Fil d'Ariane
Le nitrate d'ammonium est accusé par les autorités libanaises d'être à l'origine des explosions dévastatrices de Beyrouth ce mardi 4 août 2020.
Ce produit est aujourd'hui incontournable dans l'agriculture et la construction. Il se présente sous la forme d'un sel blanc et inodore utilisé pour la fabrication de nombreux engrais azotés très couramment utilisés sous forme de granulés. Il est aussi présent dans la composition d'explosifs employés dans les mines et carrières.
Les nitrates d'ammonium composent les engrais appelés ammonitrates, que les agriculteurs achètent en gros sacs ou en vrac.
C'est cet apport d'azote "qui permet d'obtenir les rendements qu'on connaît aujourd'hui" dans l'agriculture, estime Fabienne Trolard, directrice de recherche à l'INRAE (Institut national de recherche pour l'agriculture, l'alimentation et l'environnement), jointe par TV5MONDE. "C'est un produit utilisé très fréquemment, ajoute-t-elle. Par exemple, un producteur de maïs en utilise entre 150 et 200 kilos par an et par hectare."
Ce produit n'est pas combustile. Il est un comburant, c'est-à-dire qu'il permet la combustion d'une autre substance déjà en feu. Les normes de stockage sont strictes : "au sec et à une température pas trop élevée" précise Fabienne Trolard.
Néanmoins, dans une fiche technique du ministère français de l'Agriculture, on apprend que ce produit en état de "décomposition en présence d'un point chaud entraîne le dégagement de gaz très toxiques pour l'homme". Et qu'il existe des risques de "détonation" notamment en cas de "contamination de l'ammonitrate haut ou moyen dosage par des substances combustibles (fuel, huile, produits phytosanitaires...)" ainsi qu'en cas "d'impact trés violent d'un projectile sur le produit".
La même fiche précise malgré tout que le danger de détonation est "généralement considéré comme peu probable pour les produits conformes à la norme et stockés dans des conditions normales."
Ce que confirme Jimmie Oxley, professeure de chimie à l'université du Rhode Island, contactée par l'AFP, pour qui "c'est très difficile de brûler" le nitrate d'ammonium et "ce n'est pas facile de le faire détoner".
Pourtant, par le passé, ce produit a déjà causé plusieurs accidents meurtriers. En France, le plus récent remonte au 21 septembre 2001. A l'époque, quelque 300 tonnes de nitrates d'ammonium stockés en vrac dans un hangar font exploser l'usine AZF près de Toulouse. La déflagration, entendue à 80 km à la ronde, entraîne la mort de 31 personnes.
En 1947, la ville bretonne de Brest fut secouée par l'explosion d'un cargo norvégien qui transportait la substance.
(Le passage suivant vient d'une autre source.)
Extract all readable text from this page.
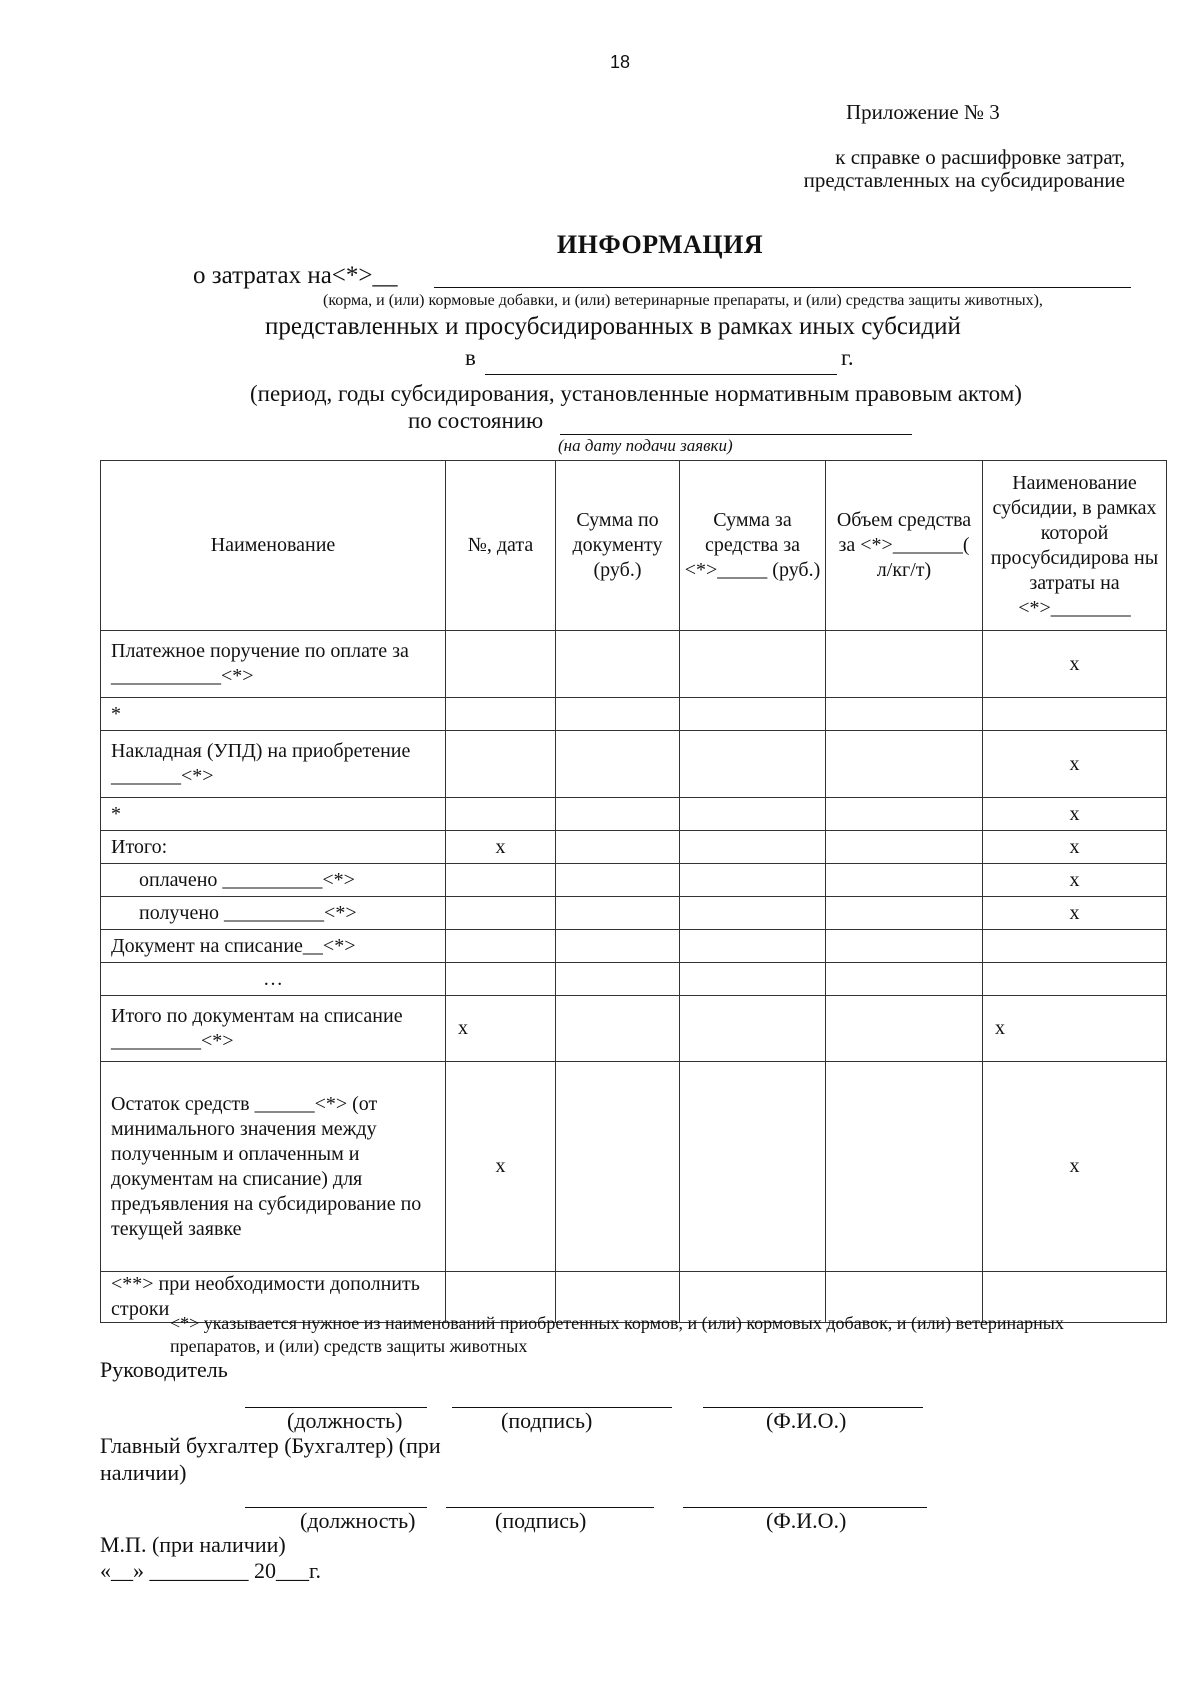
18
Приложение № 3
к справке о расшифровке затрат,
представленных на субсидирование
ИНФОРМАЦИЯ
о затратах на<*>__
(корма, и (или) кормовые добавки, и (или) ветеринарные препараты, и (или) средства защиты животных),
представленных и просубсидированных в рамках иных субсидий
в	г.
(период, годы субсидирования, установленные нормативным правовым актом)
по состоянию
(на дату подачи заявки)
Наименование	№, дата	Сумма по документу (руб.)	Сумма за средства за <*>_____ (руб.)	Объем средства за <*>_______( л/кг/т)	Наименование субсидии, в рамках которой просубсидирова ны затраты на <*>________
Платежное поручение по оплате за ___________<*>					x
*					
Накладная (УПД) на приобретение _______<*>					x
*					x
Итого:	x				x
оплачено __________<*>					x
получено __________<*>					x
Документ на списание__<*>					
…					
Итого по документам на списание _________<*>	x				x
Остаток средств ______<*> (от минимального значения между полученным и оплаченным и документам на списание) для предъявления на субсидирование по текущей заявке	x				x
<**> при необходимости дополнить строки					
<*> указывается нужное из наименований приобретенных кормов, и (или) кормовых добавок, и (или) ветеринарных препаратов, и (или) средств защиты животных
Руководитель
(должность)	(подпись)	(Ф.И.О.)
Главный бухгалтер (Бухгалтер) (при наличии)
(должность)	(подпись)	(Ф.И.О.)
М.П. (при наличии)
«__» _________ 20___г.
L'un des tout premiers accidents impliquant le produit tua 561 personnes en 1921 à Oppau en Allemagne, dans une usine BASF. Et aux Etats-Unis, une explosion à l'usine d'engrais West Fertilizer, au Texas, fit 15 morts en 2013. Un stock de nitrates d'ammonium avait explosé à cause d'un incendie d'origine criminelle. L'enquête montrera l'absence de normes de stockage sur le site.
Le nitrate d'ammonium a également été utilisé pour commettre un attentat en 1995. A l'époque, l'américain Timothy McVeigh utilise deux tonnes de cet engrais pour fabriquer un engin explosif qu'il fera détoner devant un bâtiment fédéral d'Oklahoma City. L'attaque tuera 168 personnes.
Dans le cas de la catastrophe de Beyrouth, la chimiste Fabienne Trolard pense qu'une première explosion a conduit à faire exploser le stock de nitrates d'ammonium.
Désormais, la question reste celle de l'exposition de la population à des substances toxiques issues de la décomposition des nitrates d'ammonium. Le ministère français de l'Agriculture explique dans sa fiche technique que les "symptômes d'intoxication (...) peuvent avoir lieu plusieurs heures après l'exposition de la victime au dégagement gazeux, et les conséquences sont très graves pour la santé de la personne intoxiquée, voire mortelles."